Mon client me demande une facture avec TVA, que faire si je suis exonéré ?
Vous ne pouvez pas facturer de TVA si votre régime ou la nature de l’opération vous en exonère. C’est une obligation légale. Expliquez simplement à votre client que votre statut (par exemple, la franchise en base) vous impose d’émettre des factures hors taxe, en citant la mention légale (ex: « TVA non applicable, art. 293 B du CGI »). Une facture avec TVA serait incorrecte pour vous comme pour lui.
Quelle est la différence entre « exonération » et « autoliquidation » ?

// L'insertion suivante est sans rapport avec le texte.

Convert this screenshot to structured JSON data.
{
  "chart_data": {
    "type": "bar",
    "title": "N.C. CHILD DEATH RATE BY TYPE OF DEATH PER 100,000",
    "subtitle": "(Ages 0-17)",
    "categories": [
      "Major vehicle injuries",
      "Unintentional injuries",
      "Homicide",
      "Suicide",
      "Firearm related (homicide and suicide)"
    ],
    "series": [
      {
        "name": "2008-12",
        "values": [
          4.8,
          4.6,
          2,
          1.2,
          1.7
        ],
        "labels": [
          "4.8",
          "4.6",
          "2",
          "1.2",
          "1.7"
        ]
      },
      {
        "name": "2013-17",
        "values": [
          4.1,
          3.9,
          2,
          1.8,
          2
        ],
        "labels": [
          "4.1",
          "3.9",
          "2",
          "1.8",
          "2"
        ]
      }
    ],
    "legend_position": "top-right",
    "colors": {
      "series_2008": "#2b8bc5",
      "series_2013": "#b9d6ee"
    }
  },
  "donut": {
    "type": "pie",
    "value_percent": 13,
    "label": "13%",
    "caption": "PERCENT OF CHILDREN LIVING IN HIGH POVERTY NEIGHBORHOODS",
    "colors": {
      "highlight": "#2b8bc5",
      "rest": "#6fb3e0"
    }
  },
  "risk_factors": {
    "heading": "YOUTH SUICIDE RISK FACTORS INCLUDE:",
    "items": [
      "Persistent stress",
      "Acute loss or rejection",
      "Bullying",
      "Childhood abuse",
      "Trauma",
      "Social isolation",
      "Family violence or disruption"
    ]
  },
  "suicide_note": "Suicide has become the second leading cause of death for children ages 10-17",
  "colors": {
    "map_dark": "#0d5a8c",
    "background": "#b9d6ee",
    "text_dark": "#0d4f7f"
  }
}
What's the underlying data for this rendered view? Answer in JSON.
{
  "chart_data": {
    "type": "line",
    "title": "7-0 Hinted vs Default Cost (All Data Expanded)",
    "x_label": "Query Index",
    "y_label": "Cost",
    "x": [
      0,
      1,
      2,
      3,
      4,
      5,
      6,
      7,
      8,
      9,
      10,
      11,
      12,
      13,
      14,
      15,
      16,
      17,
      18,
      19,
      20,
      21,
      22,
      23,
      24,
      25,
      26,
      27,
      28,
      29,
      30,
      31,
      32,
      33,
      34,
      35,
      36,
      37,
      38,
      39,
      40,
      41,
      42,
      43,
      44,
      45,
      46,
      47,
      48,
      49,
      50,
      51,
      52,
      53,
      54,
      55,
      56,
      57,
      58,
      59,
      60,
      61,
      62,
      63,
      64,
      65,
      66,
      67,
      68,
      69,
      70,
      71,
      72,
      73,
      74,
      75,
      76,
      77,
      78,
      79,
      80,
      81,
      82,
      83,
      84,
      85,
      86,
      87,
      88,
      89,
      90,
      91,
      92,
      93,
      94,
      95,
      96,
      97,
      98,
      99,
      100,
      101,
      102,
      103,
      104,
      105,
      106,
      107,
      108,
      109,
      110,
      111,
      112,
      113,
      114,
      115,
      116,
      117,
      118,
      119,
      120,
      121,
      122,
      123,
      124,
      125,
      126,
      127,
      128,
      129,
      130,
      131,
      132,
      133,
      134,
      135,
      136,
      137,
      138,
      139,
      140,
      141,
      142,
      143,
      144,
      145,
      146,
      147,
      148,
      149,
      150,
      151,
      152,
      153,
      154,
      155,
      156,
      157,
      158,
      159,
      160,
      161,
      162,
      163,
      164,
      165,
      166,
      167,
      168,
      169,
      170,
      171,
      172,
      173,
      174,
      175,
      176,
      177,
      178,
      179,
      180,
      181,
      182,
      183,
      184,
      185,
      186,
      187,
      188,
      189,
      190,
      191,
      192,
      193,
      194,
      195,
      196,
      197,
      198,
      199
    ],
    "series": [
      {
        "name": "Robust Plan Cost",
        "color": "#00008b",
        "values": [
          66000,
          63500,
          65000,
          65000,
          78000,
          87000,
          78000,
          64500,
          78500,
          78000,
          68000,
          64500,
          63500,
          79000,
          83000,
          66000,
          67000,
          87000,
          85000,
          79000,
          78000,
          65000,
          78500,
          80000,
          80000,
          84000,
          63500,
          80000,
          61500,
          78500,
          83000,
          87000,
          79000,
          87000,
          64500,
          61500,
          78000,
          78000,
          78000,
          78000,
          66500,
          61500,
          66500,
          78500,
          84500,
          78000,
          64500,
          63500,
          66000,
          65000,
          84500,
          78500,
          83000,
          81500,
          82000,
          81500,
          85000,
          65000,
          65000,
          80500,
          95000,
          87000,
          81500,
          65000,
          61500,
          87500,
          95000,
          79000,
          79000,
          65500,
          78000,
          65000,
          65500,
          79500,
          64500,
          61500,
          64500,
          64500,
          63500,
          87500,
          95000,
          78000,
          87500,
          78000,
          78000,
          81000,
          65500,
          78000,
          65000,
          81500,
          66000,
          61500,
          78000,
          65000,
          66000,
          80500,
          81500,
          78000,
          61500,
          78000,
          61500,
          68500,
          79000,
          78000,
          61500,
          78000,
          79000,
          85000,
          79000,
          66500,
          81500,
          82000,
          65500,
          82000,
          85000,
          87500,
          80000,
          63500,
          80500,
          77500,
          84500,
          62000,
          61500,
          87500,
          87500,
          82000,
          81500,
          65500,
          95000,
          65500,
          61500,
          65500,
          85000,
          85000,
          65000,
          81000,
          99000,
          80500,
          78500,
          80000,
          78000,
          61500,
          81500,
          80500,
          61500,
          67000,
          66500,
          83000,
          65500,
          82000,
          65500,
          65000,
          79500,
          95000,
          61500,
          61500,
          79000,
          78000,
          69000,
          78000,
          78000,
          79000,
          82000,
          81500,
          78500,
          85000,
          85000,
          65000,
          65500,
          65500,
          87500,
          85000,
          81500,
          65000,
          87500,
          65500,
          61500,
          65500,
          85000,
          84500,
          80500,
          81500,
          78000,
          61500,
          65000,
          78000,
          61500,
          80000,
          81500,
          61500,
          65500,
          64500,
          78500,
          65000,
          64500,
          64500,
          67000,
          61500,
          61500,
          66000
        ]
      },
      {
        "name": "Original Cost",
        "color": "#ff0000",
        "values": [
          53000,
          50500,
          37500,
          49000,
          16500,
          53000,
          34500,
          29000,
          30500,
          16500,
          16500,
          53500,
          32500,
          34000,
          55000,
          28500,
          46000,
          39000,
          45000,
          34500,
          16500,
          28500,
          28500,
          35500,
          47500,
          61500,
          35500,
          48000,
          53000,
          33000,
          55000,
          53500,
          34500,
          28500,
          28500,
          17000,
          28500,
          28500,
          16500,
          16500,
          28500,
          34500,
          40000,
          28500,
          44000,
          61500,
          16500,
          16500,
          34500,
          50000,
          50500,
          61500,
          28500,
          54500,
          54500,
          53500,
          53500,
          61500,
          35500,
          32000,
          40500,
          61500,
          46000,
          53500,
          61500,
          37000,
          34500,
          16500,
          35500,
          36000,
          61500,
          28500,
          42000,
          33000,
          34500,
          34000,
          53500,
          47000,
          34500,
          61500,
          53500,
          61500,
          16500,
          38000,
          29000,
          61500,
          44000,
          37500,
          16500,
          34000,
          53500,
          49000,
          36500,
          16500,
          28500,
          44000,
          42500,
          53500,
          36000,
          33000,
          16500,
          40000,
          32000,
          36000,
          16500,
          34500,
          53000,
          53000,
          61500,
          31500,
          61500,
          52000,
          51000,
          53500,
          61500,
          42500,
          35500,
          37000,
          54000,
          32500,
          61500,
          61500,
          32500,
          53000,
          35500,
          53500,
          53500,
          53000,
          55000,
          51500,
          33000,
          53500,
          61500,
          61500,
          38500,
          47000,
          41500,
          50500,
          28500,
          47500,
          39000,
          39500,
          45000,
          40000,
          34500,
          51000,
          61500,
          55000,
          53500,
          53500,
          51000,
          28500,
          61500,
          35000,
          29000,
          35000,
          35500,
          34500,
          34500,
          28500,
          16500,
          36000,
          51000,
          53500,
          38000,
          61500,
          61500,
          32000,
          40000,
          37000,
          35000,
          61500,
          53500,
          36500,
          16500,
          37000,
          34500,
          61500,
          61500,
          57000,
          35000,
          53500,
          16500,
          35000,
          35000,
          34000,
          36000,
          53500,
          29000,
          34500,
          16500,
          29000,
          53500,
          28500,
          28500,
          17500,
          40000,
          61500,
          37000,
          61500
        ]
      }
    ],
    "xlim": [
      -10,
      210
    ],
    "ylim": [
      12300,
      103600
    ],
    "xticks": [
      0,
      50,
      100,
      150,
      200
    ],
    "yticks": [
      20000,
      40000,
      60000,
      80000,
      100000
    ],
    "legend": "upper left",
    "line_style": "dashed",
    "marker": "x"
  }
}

Dans les deux cas, vous émettez une facture sans TVA. Mais la raison est différente. L’exonération signifie que l’opération n’est pas du tout soumise à la taxe (ex: franchise, exportation). L’autoliquidation signifie que l’opération est bien soumise à la taxe, mais que la responsabilité de la déclarer et de la payer est transférée à votre client. C’est un simple transfert de redevable.
La facturation est une tâche administrative qui demande de la rigueur. Une petite erreur sur une mention peut avoir des conséquences importantes pour votre trésorerie et votre conformité légale. Chaque cas, de la franchise base tva aux livraisons intracommunautaires, a ses propres conditions.
Gardez cet article et surtout le tableau récapitulatif à portée de main. Il sert d’aide-mémoire pour choisir la bonne mention à chaque fois. Une facturation correcte est le signe d’une gestion saine et professionnelle de votre activité.